Perkataan ‘Abdullan bin Mas’ud, (لنا  ”  kepada kami”, yaitu kami para pemuda, sekumpulan para sahabat yang masih belia. Rasulullah mengkhususkan para pemuda karena mereka memang butuh untuk diarahkan dan terkadang para pemuda juga memiliki pemikiran pendek, syahwat mereka lebih besar daripada orang yang sudah tua.

Sabda nabi :

من استطاع منكم البا ءه

Barang siapa di antara kalian berkemampuan untuk menikah

Al-Ba’ah mencakup kemampuan badan dan kemampuan harta. Karena seorang pemuda Jika ia tidak memiliki kemampuan fisik, maka ia tidak membutuhkan nikah. Dan jika ia memiliki kemampuan badan tetapi tidak memiliki harta, maka ia tidak memiliki kemampuan untuk menikah.

Tetapi ada juga yang mengatakan bahwa makna al-istitaha’ah (kemampuan) disini yaitu kemampuan harta saja, berdasarkan sabda Nabi :

ومن لم يستطع فعليه با لصوم

Dan barang siapa yang tidak mampu, maka hendaklah ia shaum ( puasa)

Keterangan ini menunjukkan bahwa ia memiliki kemampuan badan, tetapi ia tidak memiliki harta.

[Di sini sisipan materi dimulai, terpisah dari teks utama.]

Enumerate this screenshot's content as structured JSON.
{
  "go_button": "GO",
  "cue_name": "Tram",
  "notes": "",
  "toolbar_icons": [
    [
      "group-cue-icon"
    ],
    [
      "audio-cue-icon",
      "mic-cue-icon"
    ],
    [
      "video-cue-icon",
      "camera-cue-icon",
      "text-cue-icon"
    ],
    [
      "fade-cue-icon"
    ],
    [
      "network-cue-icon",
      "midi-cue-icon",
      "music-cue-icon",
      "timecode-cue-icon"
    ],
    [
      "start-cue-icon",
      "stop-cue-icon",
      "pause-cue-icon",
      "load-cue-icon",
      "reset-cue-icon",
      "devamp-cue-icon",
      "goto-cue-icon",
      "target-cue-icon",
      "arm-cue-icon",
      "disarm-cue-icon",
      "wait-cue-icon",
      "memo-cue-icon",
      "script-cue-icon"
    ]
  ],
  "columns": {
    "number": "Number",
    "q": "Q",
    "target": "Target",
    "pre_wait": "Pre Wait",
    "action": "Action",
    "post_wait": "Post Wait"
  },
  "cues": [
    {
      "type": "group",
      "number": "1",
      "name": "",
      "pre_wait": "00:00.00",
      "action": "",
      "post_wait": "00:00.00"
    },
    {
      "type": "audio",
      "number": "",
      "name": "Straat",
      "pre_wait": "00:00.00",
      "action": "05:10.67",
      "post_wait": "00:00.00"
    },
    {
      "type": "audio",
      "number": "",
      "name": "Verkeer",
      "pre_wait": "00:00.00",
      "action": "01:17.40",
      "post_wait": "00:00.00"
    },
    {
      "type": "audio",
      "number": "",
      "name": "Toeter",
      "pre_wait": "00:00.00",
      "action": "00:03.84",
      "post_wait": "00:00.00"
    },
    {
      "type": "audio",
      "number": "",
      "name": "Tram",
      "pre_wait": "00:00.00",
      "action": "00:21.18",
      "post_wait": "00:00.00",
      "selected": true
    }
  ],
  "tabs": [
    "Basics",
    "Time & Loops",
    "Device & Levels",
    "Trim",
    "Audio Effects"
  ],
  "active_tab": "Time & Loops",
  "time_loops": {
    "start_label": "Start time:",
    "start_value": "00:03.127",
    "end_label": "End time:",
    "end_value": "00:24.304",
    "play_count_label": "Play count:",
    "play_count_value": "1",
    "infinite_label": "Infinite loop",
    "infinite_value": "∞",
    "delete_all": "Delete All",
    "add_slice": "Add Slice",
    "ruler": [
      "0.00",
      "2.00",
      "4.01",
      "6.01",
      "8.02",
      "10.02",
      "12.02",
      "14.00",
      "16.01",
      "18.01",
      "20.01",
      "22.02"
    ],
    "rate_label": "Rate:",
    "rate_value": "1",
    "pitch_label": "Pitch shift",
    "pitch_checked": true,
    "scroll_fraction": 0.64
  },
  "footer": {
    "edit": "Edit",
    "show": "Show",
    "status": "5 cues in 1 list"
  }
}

Beliau tidak mengatakan bahwa pernikahan itu bisa memperbanyak anak, walaupun nikah itu memang bisa lebih memperbanyak anak, karena keinginan terbesar bagi kebanyakan pemuda yaitu apa yang dapat membuat mereka menundukkan pandangan dan menjaga kemaluan. Oleh karena itu, nabi tidak menyebutkan faedah yang agung, yaitu memperbanyak anak, karena beliau berbicara kepada para pemuda, dan yang paling penting bagi mereka adalah kedua hal tersebut.

Sabda nabi : ( أغض للبصر )   lebih menundukkan pandangan.

Yaitu pernikahan itu sangat membantu untuk bisa menundukkan pandangan. Masalah ini telah teruji tanda komam bahwa seseorang jika sudah menikah, maka ia akan menundukkan pandangannya dari melihat wanita yang bukan mahramnya. Adapun sebelum menikah, maka dikhawatirkan ia akan terus melihat kepada wanita, karena Allah memberikan tabiat seperti itu kepada mereka. Tetapi jika ia memiliki iman yang kuat, maka itu akan mencegahnya. Allah Subhanahu Wata’ala berfirman:

قل للمؤ منين يغضوا من أبصرهم ويحفظوا فروجهم ذالك أزكى لهم إن الله ي إن الله خبير بما يصنعون

Artinya: “Katakanlah kepada laki-laki yang beriman, agar mereka menjaga pandangannya, dan memelihara kemaluannya yang demikian itu lebih suci bagi mereka. Sungguh, Allah maha mengetahui apa yang mereka perbuat. (QS. an-Nur/24: 30)

Dalam sebuah hadits:

أن رسول الله رأى إمراة فأتى امرأته زينب و هي تمعس منيءة لها فقضى حاجته ثم خرج إلى أصحابه فقال أن المرأة تقبل في صورة شيطان فإذا أبصر أحدكم امرأة فليأت أهله فإن ذلك يرد ما في نفسه

Artinya: Sesungguhnya Rasulullah melihat seorang wanita, kemudian beliau mendatangi istrinya, Zainab, yang sedang menyamak kulit, lalu beliau selesaikan hajatnya dan keluar menuju para sahabatnya, kemudian bersabda sesungguhnya wanita itu menghadap dalam bentuk setan dan membelakangi dalam bentuk setan. Maka jika seseorang dari kalian melihat wanita, hendaklah dia mendatangi istrinya, karena itu dapat menolak apa yang terlintas dalam jiwanya.”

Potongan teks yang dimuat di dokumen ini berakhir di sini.